Bir din tarihçisi olarak tanınmış olan Mircea Eliade, bilimsel çalışmalarının gölgesinde kalmış birçok edebi eserin de yazarıdır. Matmazel Christina için şöyle diyor: "Bu roman genç bir kadının aşk hikâyesi. Fantastik türündeki ilk çalışmam olan kitapta Rumen folklorunun, 1880`lerde büyük şair Eminescu`nun da ilgisini çekmiş bir temasını ele almak istedim... Gündelik tasalarına dalmış oldukça sıradan kişiler bir an gelir, başlarından alışılmadık, anlaşılmaz maceraların geçtiği hem garip hem de tanıdık bir dünyaya sürüklendiklerini fark ederler... Mucize, ancak onu bir mucize olarak görmeye hazırlıklı olanlara görünür, diğerleri için görünür değildir, o yüzden de yoktur; aslında nesnelerin ve günlük olayların içinde gizlenir."
Mircea Eliade (Bükreş, 1907; Chicago, 1986) geleneksel ve çağdaş toplumlarda kutsallığın kendini gösterme biçimleri üzerine yaptığı çalışmalarla tanınmış bir din tarihçisidir. Bükreş Üniversitesi’nde gördüğü felsefe eğitiminden sonra 1928-31 yılları arasında Kalküta Üniversitesi’nde Sanskritçe ve Hint felsefesi eğitimi yapmıştır.

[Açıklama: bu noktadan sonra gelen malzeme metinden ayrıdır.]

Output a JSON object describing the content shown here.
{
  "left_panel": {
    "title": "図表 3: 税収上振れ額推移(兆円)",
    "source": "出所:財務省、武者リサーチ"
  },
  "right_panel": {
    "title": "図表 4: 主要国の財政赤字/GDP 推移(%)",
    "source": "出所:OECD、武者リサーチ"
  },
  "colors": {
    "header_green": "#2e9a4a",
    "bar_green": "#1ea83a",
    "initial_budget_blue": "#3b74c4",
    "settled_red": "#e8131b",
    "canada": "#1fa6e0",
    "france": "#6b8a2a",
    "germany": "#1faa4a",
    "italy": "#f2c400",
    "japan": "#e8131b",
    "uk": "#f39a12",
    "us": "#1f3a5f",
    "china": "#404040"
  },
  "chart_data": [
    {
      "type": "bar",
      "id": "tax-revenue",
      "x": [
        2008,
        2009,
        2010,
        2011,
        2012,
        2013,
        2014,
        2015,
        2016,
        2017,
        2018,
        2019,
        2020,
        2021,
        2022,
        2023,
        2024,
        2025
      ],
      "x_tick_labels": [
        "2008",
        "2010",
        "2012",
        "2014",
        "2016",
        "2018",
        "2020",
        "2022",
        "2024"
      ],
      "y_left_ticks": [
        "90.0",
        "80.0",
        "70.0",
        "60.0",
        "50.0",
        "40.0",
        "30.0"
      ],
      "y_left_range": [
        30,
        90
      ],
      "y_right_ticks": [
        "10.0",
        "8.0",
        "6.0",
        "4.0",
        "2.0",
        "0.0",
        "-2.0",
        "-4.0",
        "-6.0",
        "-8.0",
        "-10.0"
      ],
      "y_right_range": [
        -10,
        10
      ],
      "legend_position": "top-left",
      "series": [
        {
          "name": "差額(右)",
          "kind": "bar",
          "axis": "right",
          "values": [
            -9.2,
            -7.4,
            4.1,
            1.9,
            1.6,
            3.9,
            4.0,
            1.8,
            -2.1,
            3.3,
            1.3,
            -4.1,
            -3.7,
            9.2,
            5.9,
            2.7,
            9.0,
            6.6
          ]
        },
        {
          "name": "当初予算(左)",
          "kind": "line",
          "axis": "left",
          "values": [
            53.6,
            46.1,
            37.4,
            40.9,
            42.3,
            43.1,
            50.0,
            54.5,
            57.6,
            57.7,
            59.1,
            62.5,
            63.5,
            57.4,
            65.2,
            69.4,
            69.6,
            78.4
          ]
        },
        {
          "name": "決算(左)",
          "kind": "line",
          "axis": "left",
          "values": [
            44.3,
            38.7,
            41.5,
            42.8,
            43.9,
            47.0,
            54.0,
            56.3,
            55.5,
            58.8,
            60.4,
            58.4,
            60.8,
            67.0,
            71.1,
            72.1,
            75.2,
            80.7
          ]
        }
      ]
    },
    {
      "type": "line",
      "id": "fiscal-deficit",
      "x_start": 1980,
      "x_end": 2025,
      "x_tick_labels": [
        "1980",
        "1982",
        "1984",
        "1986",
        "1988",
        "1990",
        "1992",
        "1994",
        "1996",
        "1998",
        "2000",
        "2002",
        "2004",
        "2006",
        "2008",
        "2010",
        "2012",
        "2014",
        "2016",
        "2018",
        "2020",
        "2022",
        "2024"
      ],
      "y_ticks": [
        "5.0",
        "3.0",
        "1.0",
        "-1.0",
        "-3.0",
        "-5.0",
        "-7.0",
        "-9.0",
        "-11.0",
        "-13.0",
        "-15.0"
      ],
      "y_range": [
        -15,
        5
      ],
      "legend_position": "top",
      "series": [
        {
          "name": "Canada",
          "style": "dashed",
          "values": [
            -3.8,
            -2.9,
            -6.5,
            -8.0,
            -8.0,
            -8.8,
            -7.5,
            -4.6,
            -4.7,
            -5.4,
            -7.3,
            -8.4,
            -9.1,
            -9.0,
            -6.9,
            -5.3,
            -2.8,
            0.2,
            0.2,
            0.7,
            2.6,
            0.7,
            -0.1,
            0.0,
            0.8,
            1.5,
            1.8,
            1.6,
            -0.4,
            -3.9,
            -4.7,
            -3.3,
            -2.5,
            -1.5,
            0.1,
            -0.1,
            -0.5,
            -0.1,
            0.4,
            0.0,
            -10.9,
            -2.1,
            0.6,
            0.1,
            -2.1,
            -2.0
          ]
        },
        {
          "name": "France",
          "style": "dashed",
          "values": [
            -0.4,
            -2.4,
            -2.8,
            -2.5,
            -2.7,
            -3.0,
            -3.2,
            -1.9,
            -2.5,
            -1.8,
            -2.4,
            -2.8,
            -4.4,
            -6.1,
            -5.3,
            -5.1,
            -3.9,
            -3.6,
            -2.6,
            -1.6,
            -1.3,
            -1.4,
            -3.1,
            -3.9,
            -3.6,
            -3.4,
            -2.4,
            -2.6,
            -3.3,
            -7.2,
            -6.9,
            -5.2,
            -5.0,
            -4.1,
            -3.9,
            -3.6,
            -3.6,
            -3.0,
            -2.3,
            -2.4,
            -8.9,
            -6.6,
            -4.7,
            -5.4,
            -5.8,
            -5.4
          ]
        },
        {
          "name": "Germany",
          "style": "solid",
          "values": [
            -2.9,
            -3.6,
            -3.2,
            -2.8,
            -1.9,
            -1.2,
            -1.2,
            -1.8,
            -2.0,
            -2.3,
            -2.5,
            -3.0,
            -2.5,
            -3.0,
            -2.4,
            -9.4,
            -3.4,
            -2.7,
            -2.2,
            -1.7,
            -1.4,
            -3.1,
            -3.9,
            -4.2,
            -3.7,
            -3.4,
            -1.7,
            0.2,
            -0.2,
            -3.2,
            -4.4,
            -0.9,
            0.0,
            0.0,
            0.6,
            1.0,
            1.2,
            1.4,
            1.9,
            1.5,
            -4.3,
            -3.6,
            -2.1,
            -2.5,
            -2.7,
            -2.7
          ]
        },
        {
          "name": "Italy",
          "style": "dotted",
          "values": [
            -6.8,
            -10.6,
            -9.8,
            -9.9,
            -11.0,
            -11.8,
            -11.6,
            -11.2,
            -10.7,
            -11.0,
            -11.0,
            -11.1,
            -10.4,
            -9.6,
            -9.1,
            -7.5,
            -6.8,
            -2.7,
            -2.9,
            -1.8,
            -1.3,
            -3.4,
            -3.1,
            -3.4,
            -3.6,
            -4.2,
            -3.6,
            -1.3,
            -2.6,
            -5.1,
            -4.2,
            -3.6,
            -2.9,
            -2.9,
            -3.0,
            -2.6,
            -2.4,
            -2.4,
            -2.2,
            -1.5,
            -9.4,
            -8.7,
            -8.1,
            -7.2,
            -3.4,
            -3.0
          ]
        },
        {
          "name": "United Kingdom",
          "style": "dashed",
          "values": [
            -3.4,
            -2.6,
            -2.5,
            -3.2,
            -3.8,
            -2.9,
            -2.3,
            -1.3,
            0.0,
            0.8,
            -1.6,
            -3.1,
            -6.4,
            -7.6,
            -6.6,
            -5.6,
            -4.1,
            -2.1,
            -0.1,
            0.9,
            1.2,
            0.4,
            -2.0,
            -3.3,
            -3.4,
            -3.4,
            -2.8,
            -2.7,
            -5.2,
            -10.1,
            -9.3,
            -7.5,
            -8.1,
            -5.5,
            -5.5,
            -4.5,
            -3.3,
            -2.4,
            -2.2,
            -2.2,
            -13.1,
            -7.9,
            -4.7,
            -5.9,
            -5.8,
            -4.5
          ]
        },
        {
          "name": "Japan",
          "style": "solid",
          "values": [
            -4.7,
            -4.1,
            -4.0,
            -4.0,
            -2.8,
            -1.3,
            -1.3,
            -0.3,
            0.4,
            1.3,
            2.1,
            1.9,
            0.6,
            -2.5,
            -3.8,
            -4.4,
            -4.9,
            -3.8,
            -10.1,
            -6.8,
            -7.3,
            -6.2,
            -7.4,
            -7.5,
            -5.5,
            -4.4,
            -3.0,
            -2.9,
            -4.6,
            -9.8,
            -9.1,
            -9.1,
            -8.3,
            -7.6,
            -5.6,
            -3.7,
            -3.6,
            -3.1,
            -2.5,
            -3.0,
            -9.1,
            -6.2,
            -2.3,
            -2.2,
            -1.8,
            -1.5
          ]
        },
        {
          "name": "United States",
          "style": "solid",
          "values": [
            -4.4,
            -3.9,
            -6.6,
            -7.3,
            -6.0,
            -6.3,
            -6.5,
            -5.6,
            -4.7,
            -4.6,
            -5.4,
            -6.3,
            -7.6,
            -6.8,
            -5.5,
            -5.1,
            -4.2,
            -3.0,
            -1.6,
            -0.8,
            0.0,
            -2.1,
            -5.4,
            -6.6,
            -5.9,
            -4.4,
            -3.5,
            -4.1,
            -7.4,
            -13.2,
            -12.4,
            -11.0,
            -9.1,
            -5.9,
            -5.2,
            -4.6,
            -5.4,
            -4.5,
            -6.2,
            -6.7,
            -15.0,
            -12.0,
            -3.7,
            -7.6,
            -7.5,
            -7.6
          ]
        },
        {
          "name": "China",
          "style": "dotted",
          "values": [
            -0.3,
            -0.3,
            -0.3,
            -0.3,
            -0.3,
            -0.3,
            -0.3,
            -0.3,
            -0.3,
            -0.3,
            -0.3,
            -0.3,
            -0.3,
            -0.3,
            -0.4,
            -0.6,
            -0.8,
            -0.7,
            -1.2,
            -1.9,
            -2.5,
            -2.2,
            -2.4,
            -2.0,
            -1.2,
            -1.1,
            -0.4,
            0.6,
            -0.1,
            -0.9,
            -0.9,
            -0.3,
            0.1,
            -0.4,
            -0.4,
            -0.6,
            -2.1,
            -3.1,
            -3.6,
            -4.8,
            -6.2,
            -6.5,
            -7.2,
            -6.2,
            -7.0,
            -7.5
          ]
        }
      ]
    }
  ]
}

Himalayalar’daki bir Ashram’da altı ay inzivaya çekildikten sonra Romanya’ya dönmüş ve hazırladığı “Yoga: Hint Mistisizminin Kökenleri Üzerine Bir Deneme” adlı tezle 1933’te felsefe doktoru olmuştur.
Rumence, İngilizce ve Fransızca dillerinde yazmış olan Eliade’ın 50’yi aşkın kitabı vardır. Dinler tarihi üzerine yayımlanan birçok çalışması arasında, Le Mythe de l’Éternel Retour (1949; Sonsuz Dönüş Mitosu), Le Chamanisme et les techniques archaïques de l’extase (1951; Samanlık ve Vecdin Eski Teknikleri) ve Le Sacré et Le Profane (1956; Kutsal ve Dünyevi) sayılabilir.